1. 10-15 minutes- Greek Art/ Greek-related art - show artwork to spur


curiosity and interest. In small groups, students will walk around the class
and examine printed copies of pictures of period art/artifacts. Students will
first individually and silently examine each exhibit and reflect on it. Students
will then share their thoughts about that exhibit with their group members.
After @ 3-4 minutes at each station, students will rotate to the next station
(total of 3 or 4 stations). Once students have been at all stations, they will
take their seats; we will then as a class discuss what we saw in the artifacts.
Ask students what items they saw in those images; on blackboard, I list
those items. Is there anything in common with those items?
2. 8-10 minutes- Watch Safari Montage Gods of Olympus videos and discuss
them.
3. If time is left: students begin to draw a scene from something that was
covered in the videos OR if not much time is left: students quietly and
individually brainstorm as to what they would like to draw that is based on
Greek mythology, Greek gods, or is related to the art we saw today. Students
list possible options in a new Google doc.
After-
5 minutes- Ticket out the Door: Students will individually answer the following
three questions (on post it notes, which they will then place on a large piece of
paper [one piece per class period]).
1. Where before in your life have you seen mythology?
2. What did you find interesting in the videos we saw about Greek myths,
and why?
3. What are your wonders? (What do you still wonder about, from what
we saw in the videos or in the art?) Examples: I wonder why or I
wonder what would happen if or I wonder how she felt when...
VI. Materials and Equipment:
Laptop and whiteboard
Paper, pencils, colored pencils, markers
Printed images (all searched from creative commons: these images are at
the end of this lesson plan)
o painting of Midas
https://en.wikipedia.org/wiki/Greek_mythology_in_popular_culture#/
media/File:Midas_gold2.jpg
o https://pixabay.com/p-1165599/?no_redirect
o https://www.flickr.com/photos/tipsfortravellers/11220380984
Students will examine above art/images for imagery, symbols, common themes,
and to come up with any other ideas or thoughts about Greek mythology.
VII. Assessment/Evaluation:
By seeing what kind of questions/observations/connections the students are raising
(both as a class and in small groups), I will determine the extent to which students
have attained the instructional objective.

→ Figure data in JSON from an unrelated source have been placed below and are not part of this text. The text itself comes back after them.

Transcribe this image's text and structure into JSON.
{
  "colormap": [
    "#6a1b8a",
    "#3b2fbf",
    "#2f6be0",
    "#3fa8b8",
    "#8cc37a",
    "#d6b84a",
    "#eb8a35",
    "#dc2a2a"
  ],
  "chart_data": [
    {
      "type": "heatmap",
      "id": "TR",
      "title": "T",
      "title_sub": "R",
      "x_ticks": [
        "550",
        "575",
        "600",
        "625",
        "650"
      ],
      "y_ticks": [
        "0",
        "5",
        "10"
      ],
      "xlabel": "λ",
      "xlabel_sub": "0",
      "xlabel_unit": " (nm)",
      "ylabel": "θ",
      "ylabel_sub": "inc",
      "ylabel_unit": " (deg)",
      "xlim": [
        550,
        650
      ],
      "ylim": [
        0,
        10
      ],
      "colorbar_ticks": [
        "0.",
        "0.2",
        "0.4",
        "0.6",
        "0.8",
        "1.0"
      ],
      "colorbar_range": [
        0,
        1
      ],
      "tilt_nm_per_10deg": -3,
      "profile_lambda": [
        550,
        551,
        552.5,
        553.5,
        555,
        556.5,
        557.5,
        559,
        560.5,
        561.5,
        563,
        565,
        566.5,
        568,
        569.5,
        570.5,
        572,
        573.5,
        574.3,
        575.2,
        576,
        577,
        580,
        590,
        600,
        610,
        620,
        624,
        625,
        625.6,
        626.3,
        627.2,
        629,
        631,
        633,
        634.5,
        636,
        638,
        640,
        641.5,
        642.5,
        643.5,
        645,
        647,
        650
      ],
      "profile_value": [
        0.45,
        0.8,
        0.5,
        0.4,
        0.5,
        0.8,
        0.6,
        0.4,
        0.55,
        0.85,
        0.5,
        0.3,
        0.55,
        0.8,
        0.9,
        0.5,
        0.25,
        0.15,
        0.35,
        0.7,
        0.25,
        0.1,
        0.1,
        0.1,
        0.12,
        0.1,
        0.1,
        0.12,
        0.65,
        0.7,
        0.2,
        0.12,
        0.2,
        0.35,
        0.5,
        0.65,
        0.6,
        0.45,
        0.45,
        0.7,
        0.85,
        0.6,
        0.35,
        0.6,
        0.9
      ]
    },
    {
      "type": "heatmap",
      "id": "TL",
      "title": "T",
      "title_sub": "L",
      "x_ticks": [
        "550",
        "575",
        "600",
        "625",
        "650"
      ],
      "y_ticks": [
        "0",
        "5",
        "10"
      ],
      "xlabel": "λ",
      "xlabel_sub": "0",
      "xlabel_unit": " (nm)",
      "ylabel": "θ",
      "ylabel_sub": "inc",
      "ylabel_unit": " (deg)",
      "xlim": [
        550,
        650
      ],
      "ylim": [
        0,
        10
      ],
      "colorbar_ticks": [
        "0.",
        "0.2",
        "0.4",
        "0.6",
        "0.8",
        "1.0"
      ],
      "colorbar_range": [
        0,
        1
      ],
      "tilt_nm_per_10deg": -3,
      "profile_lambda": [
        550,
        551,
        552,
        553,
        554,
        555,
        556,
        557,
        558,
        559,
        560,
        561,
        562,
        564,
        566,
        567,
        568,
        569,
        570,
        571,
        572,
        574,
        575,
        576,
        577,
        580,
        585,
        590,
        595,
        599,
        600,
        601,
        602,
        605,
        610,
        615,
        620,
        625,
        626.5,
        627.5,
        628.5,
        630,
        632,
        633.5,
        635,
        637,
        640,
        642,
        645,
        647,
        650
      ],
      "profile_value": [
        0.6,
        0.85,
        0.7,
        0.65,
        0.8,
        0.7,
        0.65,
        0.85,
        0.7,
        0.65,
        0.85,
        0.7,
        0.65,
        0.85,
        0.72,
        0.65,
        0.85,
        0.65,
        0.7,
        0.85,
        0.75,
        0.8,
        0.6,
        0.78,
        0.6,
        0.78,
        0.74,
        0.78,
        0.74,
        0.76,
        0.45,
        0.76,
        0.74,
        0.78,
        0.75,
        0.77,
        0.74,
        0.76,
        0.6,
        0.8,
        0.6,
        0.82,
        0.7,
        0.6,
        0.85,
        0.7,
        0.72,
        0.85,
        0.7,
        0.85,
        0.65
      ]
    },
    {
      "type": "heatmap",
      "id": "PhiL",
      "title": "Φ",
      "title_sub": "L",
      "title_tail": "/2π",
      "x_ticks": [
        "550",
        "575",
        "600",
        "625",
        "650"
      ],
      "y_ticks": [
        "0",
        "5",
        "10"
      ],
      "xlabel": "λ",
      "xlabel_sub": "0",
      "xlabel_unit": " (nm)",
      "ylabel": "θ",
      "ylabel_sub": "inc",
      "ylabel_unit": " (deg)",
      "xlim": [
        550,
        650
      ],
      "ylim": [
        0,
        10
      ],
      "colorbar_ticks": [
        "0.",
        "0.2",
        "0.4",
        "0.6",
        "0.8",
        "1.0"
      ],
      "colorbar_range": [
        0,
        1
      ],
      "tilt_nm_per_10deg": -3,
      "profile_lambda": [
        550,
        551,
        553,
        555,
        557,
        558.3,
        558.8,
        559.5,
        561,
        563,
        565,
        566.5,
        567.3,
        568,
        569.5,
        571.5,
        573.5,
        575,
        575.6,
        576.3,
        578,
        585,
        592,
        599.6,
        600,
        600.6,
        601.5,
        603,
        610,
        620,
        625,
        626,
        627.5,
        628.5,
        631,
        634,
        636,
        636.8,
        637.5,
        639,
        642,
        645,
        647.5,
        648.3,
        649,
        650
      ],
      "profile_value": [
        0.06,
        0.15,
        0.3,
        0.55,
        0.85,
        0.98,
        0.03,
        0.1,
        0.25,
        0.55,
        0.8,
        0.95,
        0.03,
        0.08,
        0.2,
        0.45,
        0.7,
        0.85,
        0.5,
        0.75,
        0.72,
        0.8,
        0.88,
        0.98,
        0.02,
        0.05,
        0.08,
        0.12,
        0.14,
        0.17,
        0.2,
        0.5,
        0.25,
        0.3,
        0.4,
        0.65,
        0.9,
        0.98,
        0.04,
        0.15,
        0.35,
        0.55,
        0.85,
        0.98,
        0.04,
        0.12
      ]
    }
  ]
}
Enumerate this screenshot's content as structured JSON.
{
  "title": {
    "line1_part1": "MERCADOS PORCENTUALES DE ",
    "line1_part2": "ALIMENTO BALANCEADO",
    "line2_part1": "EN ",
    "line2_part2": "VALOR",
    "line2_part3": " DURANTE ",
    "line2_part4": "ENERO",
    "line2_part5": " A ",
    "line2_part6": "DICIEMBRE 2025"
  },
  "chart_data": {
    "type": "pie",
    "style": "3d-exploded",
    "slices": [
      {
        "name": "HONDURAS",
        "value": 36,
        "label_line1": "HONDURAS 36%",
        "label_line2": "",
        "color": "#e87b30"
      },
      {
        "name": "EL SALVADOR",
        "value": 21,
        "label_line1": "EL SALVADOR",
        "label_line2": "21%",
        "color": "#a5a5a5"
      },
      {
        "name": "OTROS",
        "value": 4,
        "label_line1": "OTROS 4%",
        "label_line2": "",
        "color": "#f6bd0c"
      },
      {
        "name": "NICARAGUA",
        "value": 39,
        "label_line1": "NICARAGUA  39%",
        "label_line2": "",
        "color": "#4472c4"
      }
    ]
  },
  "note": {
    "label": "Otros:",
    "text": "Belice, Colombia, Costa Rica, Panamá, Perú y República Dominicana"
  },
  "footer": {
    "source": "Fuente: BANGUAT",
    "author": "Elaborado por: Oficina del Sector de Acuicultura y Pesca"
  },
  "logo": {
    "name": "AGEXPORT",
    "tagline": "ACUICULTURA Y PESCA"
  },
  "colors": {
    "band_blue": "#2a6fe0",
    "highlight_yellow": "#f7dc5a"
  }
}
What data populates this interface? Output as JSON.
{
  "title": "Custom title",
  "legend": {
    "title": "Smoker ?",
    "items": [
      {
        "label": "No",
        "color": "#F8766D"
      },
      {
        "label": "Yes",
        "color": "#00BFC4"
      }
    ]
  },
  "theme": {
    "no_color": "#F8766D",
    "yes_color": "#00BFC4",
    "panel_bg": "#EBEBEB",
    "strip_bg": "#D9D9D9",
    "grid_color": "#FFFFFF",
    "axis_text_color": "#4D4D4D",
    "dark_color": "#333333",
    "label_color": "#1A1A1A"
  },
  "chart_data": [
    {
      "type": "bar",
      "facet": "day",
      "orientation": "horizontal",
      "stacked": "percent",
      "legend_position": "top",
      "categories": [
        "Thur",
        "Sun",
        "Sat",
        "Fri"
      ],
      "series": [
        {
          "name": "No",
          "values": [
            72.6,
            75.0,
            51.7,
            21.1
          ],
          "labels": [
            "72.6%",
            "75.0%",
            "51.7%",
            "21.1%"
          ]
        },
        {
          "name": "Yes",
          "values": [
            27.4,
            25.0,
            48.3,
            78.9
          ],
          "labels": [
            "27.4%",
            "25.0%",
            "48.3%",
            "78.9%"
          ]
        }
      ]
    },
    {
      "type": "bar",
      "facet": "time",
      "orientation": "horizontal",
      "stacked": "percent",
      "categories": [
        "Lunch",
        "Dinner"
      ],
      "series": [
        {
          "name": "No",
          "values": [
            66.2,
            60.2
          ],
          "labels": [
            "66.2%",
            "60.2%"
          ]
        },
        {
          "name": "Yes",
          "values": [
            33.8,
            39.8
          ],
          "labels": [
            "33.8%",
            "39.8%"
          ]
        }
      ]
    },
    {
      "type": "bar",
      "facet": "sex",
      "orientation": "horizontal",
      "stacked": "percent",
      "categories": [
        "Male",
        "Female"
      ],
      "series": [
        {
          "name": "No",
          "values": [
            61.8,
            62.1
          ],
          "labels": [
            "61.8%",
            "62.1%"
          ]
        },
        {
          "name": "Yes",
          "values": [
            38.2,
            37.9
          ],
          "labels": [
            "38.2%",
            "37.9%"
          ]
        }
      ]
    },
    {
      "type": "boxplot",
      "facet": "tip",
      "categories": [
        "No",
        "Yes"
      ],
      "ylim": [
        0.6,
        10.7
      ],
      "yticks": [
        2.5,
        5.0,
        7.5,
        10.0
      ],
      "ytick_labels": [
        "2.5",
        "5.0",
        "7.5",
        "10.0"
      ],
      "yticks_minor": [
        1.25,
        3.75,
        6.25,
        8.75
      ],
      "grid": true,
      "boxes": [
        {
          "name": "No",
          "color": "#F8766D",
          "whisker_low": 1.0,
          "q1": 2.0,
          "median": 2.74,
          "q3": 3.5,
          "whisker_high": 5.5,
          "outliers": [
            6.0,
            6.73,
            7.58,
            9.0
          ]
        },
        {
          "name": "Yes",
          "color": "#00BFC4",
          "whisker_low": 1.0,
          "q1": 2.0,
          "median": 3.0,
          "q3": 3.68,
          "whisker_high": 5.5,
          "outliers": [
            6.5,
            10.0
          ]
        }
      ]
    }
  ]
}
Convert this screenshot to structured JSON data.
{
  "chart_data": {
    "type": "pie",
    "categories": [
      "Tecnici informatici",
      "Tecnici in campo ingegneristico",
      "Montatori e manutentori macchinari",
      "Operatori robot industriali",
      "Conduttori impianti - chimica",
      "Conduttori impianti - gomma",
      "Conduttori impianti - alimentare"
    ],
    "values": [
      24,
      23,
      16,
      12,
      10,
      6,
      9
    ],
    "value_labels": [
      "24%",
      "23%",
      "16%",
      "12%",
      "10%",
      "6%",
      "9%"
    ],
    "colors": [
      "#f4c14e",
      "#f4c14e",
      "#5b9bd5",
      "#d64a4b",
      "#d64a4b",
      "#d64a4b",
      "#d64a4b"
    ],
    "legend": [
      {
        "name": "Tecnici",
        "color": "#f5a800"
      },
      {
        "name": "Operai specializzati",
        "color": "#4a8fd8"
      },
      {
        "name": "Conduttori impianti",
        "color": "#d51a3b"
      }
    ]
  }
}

Also, reading their ticket out the door answers will give insight into what the
students have learned, what connections they may have made, and what they are
curious to know more about.
VIII. Differentiation: Individualized Activities: As per IEPs. Students with
written accommodations will be asked to answer two of the three questions for their
ticket out the door, and those with verbal accommodations will be provided with
an opportunity to tell me their wonders instead of writing them.
IX. Technology: Students will use their iPads to access our daily agenda. The
video on Greek mythology will be shown on the whiteboard using my cooperating
teachers laptop (thank you!).
X. Self-Assessment: I will gauge student interest and enthusiasm during the
lesson. In particular, I am curious as to how they react to the first activity, the
stations at which they will examine the art. I also wonder what kind of discussions
they will have in their small groups after they have seen all the art exhibits.
Then, after the lesson, I will compare my objective with their out the door tickets.